On 10 July, Nikolai Nikiforov, Russian Minister for Telecommunications and Mass Media announced in his Twitter account, that the organization of the List of the prohibited websites (that was sited on the Law Project No. 89417-6) will be suspended until 1 November 2012. On the same day Yelena Mizulina, a Duma deputy and the head of the subcommittee which sponsored the law, said that the blackout is an attempt to blackmail the Duma and was sponsored by the "pedophile lobby".
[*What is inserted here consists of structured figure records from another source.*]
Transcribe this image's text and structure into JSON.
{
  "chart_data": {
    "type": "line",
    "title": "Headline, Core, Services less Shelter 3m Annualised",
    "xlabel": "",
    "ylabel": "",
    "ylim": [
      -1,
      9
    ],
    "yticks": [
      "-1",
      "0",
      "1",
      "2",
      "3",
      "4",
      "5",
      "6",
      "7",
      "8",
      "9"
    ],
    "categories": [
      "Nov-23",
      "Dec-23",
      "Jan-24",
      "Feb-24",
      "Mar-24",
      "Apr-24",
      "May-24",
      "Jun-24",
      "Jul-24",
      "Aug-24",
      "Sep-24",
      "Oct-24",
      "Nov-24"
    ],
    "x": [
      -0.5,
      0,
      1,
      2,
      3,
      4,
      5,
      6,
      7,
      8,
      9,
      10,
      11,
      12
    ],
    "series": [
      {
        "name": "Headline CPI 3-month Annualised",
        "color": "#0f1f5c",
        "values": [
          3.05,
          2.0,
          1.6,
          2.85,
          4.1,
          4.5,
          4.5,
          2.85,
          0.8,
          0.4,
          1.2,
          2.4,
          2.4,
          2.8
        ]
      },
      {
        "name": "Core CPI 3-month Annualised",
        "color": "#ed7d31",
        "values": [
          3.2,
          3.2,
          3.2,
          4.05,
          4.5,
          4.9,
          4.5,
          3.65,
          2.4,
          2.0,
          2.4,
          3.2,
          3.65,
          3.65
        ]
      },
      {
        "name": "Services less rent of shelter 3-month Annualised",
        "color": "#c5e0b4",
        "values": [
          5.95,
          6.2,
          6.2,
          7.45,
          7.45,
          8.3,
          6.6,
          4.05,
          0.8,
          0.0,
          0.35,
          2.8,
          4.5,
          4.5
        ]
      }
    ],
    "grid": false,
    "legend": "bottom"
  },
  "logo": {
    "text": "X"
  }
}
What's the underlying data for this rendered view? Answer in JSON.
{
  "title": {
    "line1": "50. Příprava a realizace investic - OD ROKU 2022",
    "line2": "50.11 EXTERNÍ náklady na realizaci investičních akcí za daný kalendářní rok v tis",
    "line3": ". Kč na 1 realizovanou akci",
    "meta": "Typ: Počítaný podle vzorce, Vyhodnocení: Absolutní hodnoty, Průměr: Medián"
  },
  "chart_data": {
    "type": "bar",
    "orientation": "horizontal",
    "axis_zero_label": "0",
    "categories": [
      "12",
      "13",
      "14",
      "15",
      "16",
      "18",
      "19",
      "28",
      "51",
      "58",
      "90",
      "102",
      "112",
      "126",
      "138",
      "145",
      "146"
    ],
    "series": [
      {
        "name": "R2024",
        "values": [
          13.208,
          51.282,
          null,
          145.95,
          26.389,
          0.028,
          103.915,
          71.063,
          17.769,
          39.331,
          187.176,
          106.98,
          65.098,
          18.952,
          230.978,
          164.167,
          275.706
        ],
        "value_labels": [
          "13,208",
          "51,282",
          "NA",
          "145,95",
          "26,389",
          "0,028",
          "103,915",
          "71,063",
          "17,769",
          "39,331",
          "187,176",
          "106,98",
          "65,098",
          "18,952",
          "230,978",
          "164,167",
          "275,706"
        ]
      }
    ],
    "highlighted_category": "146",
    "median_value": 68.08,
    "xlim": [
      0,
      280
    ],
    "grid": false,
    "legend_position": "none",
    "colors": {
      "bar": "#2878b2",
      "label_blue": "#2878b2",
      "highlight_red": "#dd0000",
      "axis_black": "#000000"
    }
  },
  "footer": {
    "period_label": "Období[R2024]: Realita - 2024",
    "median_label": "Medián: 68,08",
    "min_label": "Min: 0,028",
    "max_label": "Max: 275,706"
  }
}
Russian Wikipedia blacklisted
On 5 April 2013, it was confirmed by a spokesperson for the Federal Service for Supervision of Communications, Information Technology and Mass Media that Wikipedia had been blacklisted over the article 'Cannabis Smoking' on Russian Wikipedia. On 31 March 2013 the New York Times reported that Russia was beginning 'Selectively Blocking [the] Internet', though Wikipedia itself was not blocked at that time.
The entire Russian Wikipedia was blocked in the Russian Federation for a few hours in August 2015 due to the contents of the article on charas.